Finding a Higher Power Part 2

Once I was able to get past the initial fact that I not only needed a higher power, but I needed to surrender to it, I did the first thing I could think of:  I went to church.

I was raised Catholic but stopped going to church when I went to college.  This happened to coincide with a big wave of scandals and a huge payment of damages to the victims of sexual abuse by priests.  But what rocked my faith the most was the fact that the priest of the mass I regularly attended was one of the people on the news for molesting small boys.  This is the man I received communion from; the man I gave confessions to.

It started out first that my faith in the Church was shaken, and then my faith in Christianity as I began to learn more of the history of the Church and the bible.  I'd always had difficulty relating to Jesus.  Not that I didn't respect his teachings, but I'd just never been able to reach a point of believing in him as my "Lord and Savior." 

So now, here I was more than a decade later trying to get back to a point of faith.  I sat in mass and found myself fighting not to roll my eyes.  I felt out of place and uncomfortable there.  I tried staying late to sit in silence in the church and pray, but I still felt like an interloper.  I didn't give up immediately.  I kept going to mass, sometimes taking my young son with me.  But the feeling that I was a fraud kept plaguing me.

So I went to my sponsor and asked for help.  She told me that if I didn't like the Catholic God, then I should just make my own Higher Power. 

In a meeting, I once heard a man share how he found his own Higher Power.  His sponsor told him to take a piece of notebook paper and fold it in half length-wise (i.e. like a hot dog).  One one side, he was to write all the things he hated about organized religion and the religious beliefs of others.  On the other side he was to write down all the good things, and the things he'd want in his own higher power.  Once this was completed, his sponsor told him to rip the sheet in half down that dividing line.  Here were the applicants for the job of his Higher Power. Now he could throw out the ass-hole he didn't like and hire the one he did.

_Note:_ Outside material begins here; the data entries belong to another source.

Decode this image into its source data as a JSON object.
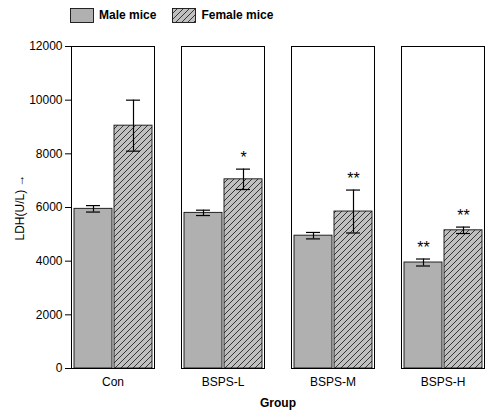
{
  "chart_data": {
    "type": "bar",
    "xlabel": "Group",
    "ylabel": "LDH(U/L)",
    "categories": [
      "Con",
      "BSPS-L",
      "BSPS-M",
      "BSPS-H"
    ],
    "series": [
      {
        "name": "Male mice",
        "color": "#b0b0b0",
        "values": [
          5950,
          5800,
          4950,
          3950
        ],
        "errors": [
          120,
          100,
          120,
          130
        ]
      },
      {
        "name": "Female mice",
        "color": "#c0c0c0",
        "values": [
          9050,
          7050,
          5850,
          5150
        ],
        "errors": [
          950,
          380,
          800,
          120
        ]
      }
    ],
    "ylim": [
      0,
      12000
    ],
    "yticks": [
      0,
      2000,
      4000,
      6000,
      8000,
      10000,
      12000
    ],
    "grid": false,
    "legend": "upper left",
    "annotations": [
      {
        "text": "*",
        "category": "BSPS-L",
        "series": "Female mice"
      },
      {
        "text": "**",
        "category": "BSPS-M",
        "series": "Female mice"
      },
      {
        "text": "**",
        "category": "BSPS-H",
        "series": "Male mice"
      },
      {
        "text": "**",
        "category": "BSPS-H",
        "series": "Female mice"
      }
    ]
  }
}
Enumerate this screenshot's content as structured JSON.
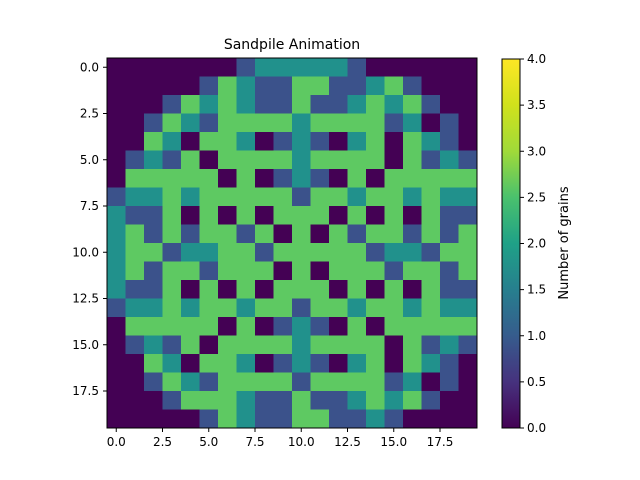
{
  "chart_data": {
    "type": "heatmap",
    "title": "Sandpile Animation",
    "xlabel": "",
    "ylabel": "",
    "rows": 20,
    "cols": 20,
    "x_ticks": [
      "0.0",
      "2.5",
      "5.0",
      "7.5",
      "10.0",
      "12.5",
      "15.0",
      "17.5"
    ],
    "y_ticks": [
      "0.0",
      "2.5",
      "5.0",
      "7.5",
      "10.0",
      "12.5",
      "15.0",
      "17.5"
    ],
    "x_tick_values": [
      0,
      2.5,
      5,
      7.5,
      10,
      12.5,
      15,
      17.5
    ],
    "y_tick_values": [
      0,
      2.5,
      5,
      7.5,
      10,
      12.5,
      15,
      17.5
    ],
    "colorbar": {
      "label": "Number of grains",
      "min": 0,
      "max": 4,
      "ticks": [
        "0.0",
        "0.5",
        "1.0",
        "1.5",
        "2.0",
        "2.5",
        "3.0",
        "3.5",
        "4.0"
      ],
      "tick_values": [
        0,
        0.5,
        1,
        1.5,
        2,
        2.5,
        3,
        3.5,
        4
      ],
      "colormap": "viridis"
    },
    "grid": [
      [
        0,
        0,
        0,
        0,
        0,
        0,
        0,
        1,
        2,
        2,
        2,
        2,
        2,
        1,
        0,
        0,
        0,
        0,
        0,
        0
      ],
      [
        0,
        0,
        0,
        0,
        0,
        1,
        3,
        2,
        1,
        1,
        3,
        3,
        1,
        1,
        2,
        3,
        1,
        0,
        0,
        0
      ],
      [
        0,
        0,
        0,
        1,
        3,
        2,
        3,
        2,
        1,
        1,
        3,
        1,
        1,
        2,
        3,
        2,
        3,
        1,
        0,
        0
      ],
      [
        0,
        0,
        1,
        3,
        2,
        1,
        3,
        3,
        3,
        3,
        2,
        3,
        3,
        3,
        3,
        1,
        2,
        0,
        1,
        0
      ],
      [
        0,
        0,
        3,
        2,
        0,
        3,
        3,
        2,
        0,
        1,
        2,
        1,
        0,
        2,
        3,
        0,
        3,
        2,
        1,
        0
      ],
      [
        0,
        1,
        2,
        1,
        3,
        0,
        3,
        3,
        3,
        3,
        2,
        3,
        3,
        3,
        3,
        0,
        3,
        1,
        2,
        1
      ],
      [
        0,
        3,
        3,
        3,
        3,
        3,
        0,
        3,
        0,
        1,
        2,
        1,
        0,
        3,
        0,
        3,
        3,
        3,
        3,
        3
      ],
      [
        1,
        2,
        2,
        3,
        2,
        3,
        3,
        3,
        3,
        3,
        1,
        3,
        3,
        2,
        3,
        3,
        2,
        3,
        2,
        2
      ],
      [
        2,
        1,
        1,
        3,
        0,
        3,
        0,
        3,
        0,
        3,
        3,
        3,
        0,
        3,
        0,
        3,
        0,
        3,
        1,
        1
      ],
      [
        2,
        3,
        1,
        3,
        1,
        3,
        3,
        1,
        3,
        0,
        3,
        0,
        3,
        1,
        3,
        3,
        1,
        3,
        1,
        3
      ],
      [
        2,
        3,
        3,
        1,
        2,
        2,
        3,
        3,
        1,
        3,
        3,
        3,
        3,
        3,
        1,
        2,
        2,
        1,
        3,
        3
      ],
      [
        2,
        3,
        1,
        3,
        3,
        1,
        3,
        3,
        3,
        0,
        3,
        0,
        3,
        3,
        3,
        1,
        3,
        3,
        1,
        3
      ],
      [
        2,
        1,
        1,
        3,
        0,
        3,
        0,
        3,
        0,
        3,
        3,
        3,
        0,
        3,
        0,
        3,
        0,
        3,
        1,
        1
      ],
      [
        1,
        2,
        2,
        3,
        2,
        3,
        3,
        2,
        3,
        3,
        1,
        3,
        3,
        2,
        3,
        3,
        2,
        3,
        2,
        2
      ],
      [
        0,
        3,
        3,
        3,
        3,
        3,
        0,
        3,
        0,
        1,
        2,
        1,
        0,
        3,
        0,
        3,
        3,
        3,
        3,
        3
      ],
      [
        0,
        1,
        2,
        1,
        3,
        0,
        3,
        3,
        3,
        3,
        2,
        3,
        3,
        3,
        3,
        0,
        3,
        1,
        2,
        1
      ],
      [
        0,
        0,
        3,
        2,
        0,
        3,
        3,
        2,
        0,
        1,
        2,
        1,
        0,
        2,
        3,
        0,
        3,
        2,
        1,
        0
      ],
      [
        0,
        0,
        1,
        3,
        2,
        1,
        3,
        3,
        3,
        3,
        1,
        3,
        3,
        3,
        3,
        1,
        2,
        0,
        1,
        0
      ],
      [
        0,
        0,
        0,
        1,
        3,
        3,
        3,
        2,
        1,
        1,
        3,
        1,
        1,
        2,
        3,
        2,
        3,
        1,
        0,
        0
      ],
      [
        0,
        0,
        0,
        0,
        0,
        1,
        3,
        2,
        1,
        1,
        3,
        3,
        1,
        1,
        2,
        1,
        0,
        0,
        0,
        0
      ]
    ]
  }
}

So I started my research.  I looked into theologians like former Dominican priest Matthew Fox, Judaism, eastern religions, I even spent a good deal of time looking into paganism.  In fact, one of the most helpful books I read was Paganism: An Introduction to Earth-Centered Religion by River and Joyce Higginbotham.  That book described various faith systems, ways people look at religion, and even talks about scientific findings that could support the basis of an earth-based faith.  But most importantly it taught me ways to meditate and pray that were deeply meaningful to me.

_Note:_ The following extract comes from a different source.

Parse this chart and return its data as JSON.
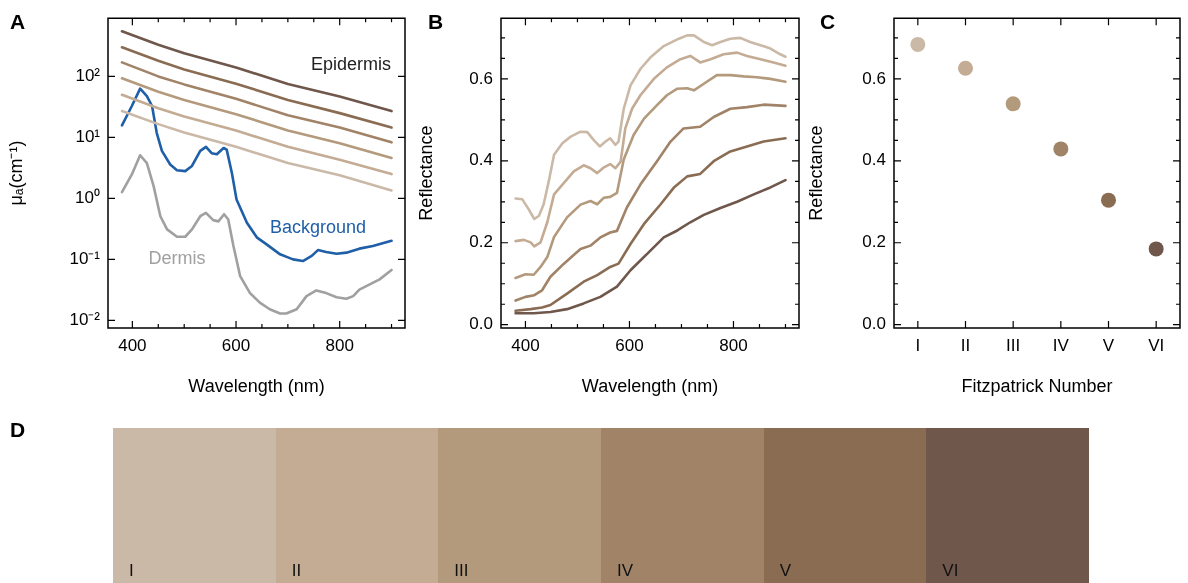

It was almost a four month process of research, meditation, and reflection that led me to the point where I now had a Higher Power with capital letters.  I was able to look back on the way that program had changed my life, and how I had changed as a result of program.  These were things I had never been able to achieve on my own.  Finally I knew I had found the belief that a Power greater than myself could restore me to sanity.  I had at last taken the second step.

Friday, April 11, 2014

Donor Organ


We are like recipients of a donor organ.  Ours was defective so we needed a new one.  The only catch is that we need to constantly be taking medicine to keep our bodies from rejecting our new organ.  In fact, we have nine medicines we need to take: 1) a plan of eating, 2) sponsorship, 3) meetings, 4) telephone, 5) writing, 6) literature, 7) action plan, 8) anonymity, 9) service.